The next day was agony! I think I stayed in bed all day and hated my life and myself.

Suck on that, Keto apologists!

At some point during all this I ceased being a poor American and remembered that as a poor European, I was still entitled to medical care. I decided to forego my usual few days of cyberchondria for actual medical advice.

The Italian healthcare system gets a needlessly bad write up. I don’t want to seem like I am slandering it. If I failed to see a medical professional it was largely my own fault. While I did have a medical professional here, it was a person I had not seen since 2014. So it was not all that much of a shock when I swung by their office and found the practice shut down. I had been living abroad for some time. I later would try to see my dad’s doctor, and that too went south for reasons unknown. But in the meantime, I did go to a clinic and get a blood test. And while I couldn’t show the results to a doctor (yet) I was able to look them over myself.
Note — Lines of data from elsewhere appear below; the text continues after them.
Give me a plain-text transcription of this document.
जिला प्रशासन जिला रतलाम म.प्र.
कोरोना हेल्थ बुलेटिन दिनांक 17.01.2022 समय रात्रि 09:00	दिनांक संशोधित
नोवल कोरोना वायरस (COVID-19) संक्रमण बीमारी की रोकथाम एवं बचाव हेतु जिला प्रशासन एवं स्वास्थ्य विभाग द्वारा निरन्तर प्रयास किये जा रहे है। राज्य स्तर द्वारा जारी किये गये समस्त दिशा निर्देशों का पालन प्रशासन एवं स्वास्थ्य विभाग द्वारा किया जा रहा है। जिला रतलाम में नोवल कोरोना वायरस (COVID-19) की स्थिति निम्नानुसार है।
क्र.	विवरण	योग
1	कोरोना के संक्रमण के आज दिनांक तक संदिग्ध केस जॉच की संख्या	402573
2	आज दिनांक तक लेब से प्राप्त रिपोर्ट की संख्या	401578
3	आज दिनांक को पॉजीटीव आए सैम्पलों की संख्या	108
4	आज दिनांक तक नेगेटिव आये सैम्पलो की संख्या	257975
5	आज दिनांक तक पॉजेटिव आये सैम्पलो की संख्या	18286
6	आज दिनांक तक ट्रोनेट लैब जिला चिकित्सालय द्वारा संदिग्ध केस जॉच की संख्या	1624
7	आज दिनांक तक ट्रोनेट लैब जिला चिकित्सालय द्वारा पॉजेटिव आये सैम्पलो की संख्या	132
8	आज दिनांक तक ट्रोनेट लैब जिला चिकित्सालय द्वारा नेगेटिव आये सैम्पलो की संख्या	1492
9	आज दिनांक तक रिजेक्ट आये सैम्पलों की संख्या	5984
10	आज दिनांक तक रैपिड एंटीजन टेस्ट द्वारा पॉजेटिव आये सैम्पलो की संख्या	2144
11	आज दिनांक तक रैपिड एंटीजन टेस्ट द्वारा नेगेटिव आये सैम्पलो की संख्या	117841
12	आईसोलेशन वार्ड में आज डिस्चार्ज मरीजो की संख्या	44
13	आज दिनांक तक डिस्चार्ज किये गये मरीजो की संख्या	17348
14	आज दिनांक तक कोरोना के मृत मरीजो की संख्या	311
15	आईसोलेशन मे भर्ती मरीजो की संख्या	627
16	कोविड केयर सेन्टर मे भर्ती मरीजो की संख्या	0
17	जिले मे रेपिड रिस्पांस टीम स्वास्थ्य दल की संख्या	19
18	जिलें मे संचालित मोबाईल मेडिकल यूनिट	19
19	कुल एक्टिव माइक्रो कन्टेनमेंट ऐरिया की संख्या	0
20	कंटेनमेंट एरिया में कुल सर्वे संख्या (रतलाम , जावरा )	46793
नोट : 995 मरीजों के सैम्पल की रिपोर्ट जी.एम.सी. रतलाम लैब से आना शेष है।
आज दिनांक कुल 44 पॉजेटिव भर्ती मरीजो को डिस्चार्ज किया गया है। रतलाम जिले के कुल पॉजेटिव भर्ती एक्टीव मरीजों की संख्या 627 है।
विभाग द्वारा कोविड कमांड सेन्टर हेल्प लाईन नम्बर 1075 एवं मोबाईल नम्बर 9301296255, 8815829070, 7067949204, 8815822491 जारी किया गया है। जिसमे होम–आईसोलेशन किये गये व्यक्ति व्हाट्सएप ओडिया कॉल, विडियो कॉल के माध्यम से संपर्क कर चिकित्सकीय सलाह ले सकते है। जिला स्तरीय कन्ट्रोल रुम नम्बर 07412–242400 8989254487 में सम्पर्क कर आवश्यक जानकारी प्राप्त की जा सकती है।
They weren’t all that bad. High uric acid, and my urine showed that I had inflammation (between the gout and the other foot and knee injuries sustained while hopping my fat ass on one leg because of the gout, this wasn’t a shock), but beyond that I was fine. Even the problem I had had most of my life (high triglycerides) didn’t seem to be present.

I should be going to a doctor soon, assuming my luck turns around. I will ask them as well. I may not like their answer. It’s my father’s doctor, and that causes some pause from the fact that me and my dad do not see eye to eye on much of anything. This is also a country where there are plenty of practitioners who practice homeopathic medicine (proudly too! The fucking loons…). But even passing those too hurdles, there is still a chance that the doctor will be an old fuddy-duddy who won’t bother listening to any of the above nuance and just say “gout? Eat nothing but pasta for the next month and you’ll be fine. No red meat or cheese.’

Per usual, this post has gone on longer than I would have hoped and accomplished nothing. The point of all this is that I have no idea where to go next. Let’s review:

  • Was my gout provoked by what I was eating during my dieting, or by the three days where I stopped dieting? and how can I tell the difference?
  • If it was the latter, why then did it aggravate three days later, despite being back on the diet.
  • Now what?

I am likely sold on what I will do next. I have a freezer full of pre-made keto food waiting for me. Some of it is vegetarian. I will likely go back to the keto diet either way, with just a shit ton more veg involved.

But will I do it with confidence? Probably not.


1 Yea, I get that this can sound a bit conspiratorial, or at least the genesis of a conspiracy. Largely, I think this is all in good faith, all though a few bad instances will get through. 

2 Poor fucker. I’ve already had to tell him ‘Fuck off, I quit smoking,’ and ‘fuck off, I’m staying sober.’ I am no longer the fun cousin.